Chaque ligne d'une réponse à l'EMEBI porte un code de nomenclature combinée à 8 chiffres, la NC8. C'est la colonne vertébrale de la statistique du commerce extérieur, et la première source d'erreurs dans les déclarations. Comprendre comment elle se construit évite l'essentiel des pièges.
Tout part du système harmonisé de l'Organisation mondiale des douanes : six chiffres, communs à la quasi-totalité du commerce mondial. L'Union européenne le prolonge en nomenclature combinée : huit chiffres, révisés chaque année au 1er janvier. C'est ce niveau NC8 qui est exigé dans la réponse à l'EMEBI.
La France ajoute, pour certains produits, un 9e caractère : la nomenclature générale des produits (NGP), demandée dans l'enquête quand elle existe pour le code concerné.
Deux réflexes : l'encyclopédie tarifaire en ligne de la douane française pour naviguer dans la nomenclature et ses notes, et la base TARIC de la Commission européenne pour la vue tarifaire complète. Le bon code se trouve en lisant les libellés et les notes de section et de chapitre, pas en cherchant un mot-clé au hasard.
Le classement obéit à des règles d'interprétation précises, à appliquer dans l'ordre : partir de la matière et de la fonction du produit, lire les notes légales de section et de chapitre, puis affiner position par position. Deux produits proches peuvent relever de codes différents selon leur composition, leur assemblage ou leur usage.
Le piège le plus courant : reconduire un code historique sans le revalider. La nomenclature évolue chaque année, des codes disparaissent, d'autres se subdivisent.

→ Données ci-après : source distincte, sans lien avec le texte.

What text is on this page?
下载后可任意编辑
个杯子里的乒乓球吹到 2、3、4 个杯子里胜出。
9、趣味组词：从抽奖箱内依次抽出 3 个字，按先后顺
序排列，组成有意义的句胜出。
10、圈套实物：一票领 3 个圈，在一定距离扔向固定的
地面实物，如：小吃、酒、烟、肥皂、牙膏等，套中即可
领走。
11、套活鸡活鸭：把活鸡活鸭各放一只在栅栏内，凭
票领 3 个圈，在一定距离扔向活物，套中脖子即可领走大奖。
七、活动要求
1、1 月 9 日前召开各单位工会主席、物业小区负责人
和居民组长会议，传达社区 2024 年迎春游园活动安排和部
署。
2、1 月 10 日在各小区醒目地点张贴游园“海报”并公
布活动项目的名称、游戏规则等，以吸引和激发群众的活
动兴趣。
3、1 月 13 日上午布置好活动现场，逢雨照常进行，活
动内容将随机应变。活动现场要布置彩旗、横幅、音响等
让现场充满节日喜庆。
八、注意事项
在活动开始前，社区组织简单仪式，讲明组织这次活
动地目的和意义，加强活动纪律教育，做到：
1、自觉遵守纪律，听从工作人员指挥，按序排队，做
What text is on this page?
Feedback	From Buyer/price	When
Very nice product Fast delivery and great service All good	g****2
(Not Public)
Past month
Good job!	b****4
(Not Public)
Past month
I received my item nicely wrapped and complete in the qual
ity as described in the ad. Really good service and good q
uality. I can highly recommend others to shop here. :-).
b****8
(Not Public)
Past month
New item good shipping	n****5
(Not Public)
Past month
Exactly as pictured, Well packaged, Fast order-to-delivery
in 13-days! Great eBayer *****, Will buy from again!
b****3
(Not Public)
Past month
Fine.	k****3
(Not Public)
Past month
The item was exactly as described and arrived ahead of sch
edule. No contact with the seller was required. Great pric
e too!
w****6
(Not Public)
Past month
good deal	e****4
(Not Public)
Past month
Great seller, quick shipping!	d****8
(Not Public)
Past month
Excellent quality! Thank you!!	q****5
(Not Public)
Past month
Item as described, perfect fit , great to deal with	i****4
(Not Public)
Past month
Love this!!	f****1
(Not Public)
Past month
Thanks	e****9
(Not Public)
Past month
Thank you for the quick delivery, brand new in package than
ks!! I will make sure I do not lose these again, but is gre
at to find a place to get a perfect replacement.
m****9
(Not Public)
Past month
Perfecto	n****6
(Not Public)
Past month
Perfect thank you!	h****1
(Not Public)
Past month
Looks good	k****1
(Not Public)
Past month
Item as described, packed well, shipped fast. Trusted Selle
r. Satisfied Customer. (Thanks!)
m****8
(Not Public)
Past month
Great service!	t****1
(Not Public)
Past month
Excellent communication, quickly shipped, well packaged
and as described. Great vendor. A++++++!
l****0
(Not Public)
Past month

Dans la réponse à l'EMEBI, un code erroné fausse la statistique et déclenche des demandes de correction de la douane. Le même code sert souvent de base au classement à l'import et à l'export vers les pays tiers, où l'enjeu devient financier : droits de douane, mesures de politique commerciale, licences. Fiabiliser la NC8 sur l'intra-UE, c'est aussi fiabiliser le reste de la chaîne.
La nomenclature combinée est révisée au 1er janvier de chaque année. La plupart des codes reconduits ne bougent pas, mais des lignes sont créées, supprimées ou subdivisées : un référentiel produit se revalide chaque année.
Il n'est demandé que pour les produits où une NGP existe. Pour les autres, le code s'arrête aux 8 chiffres de la NC8.
Non. L'enquête exige le niveau NC8, soit huit chiffres, plus la NGP le cas échéant.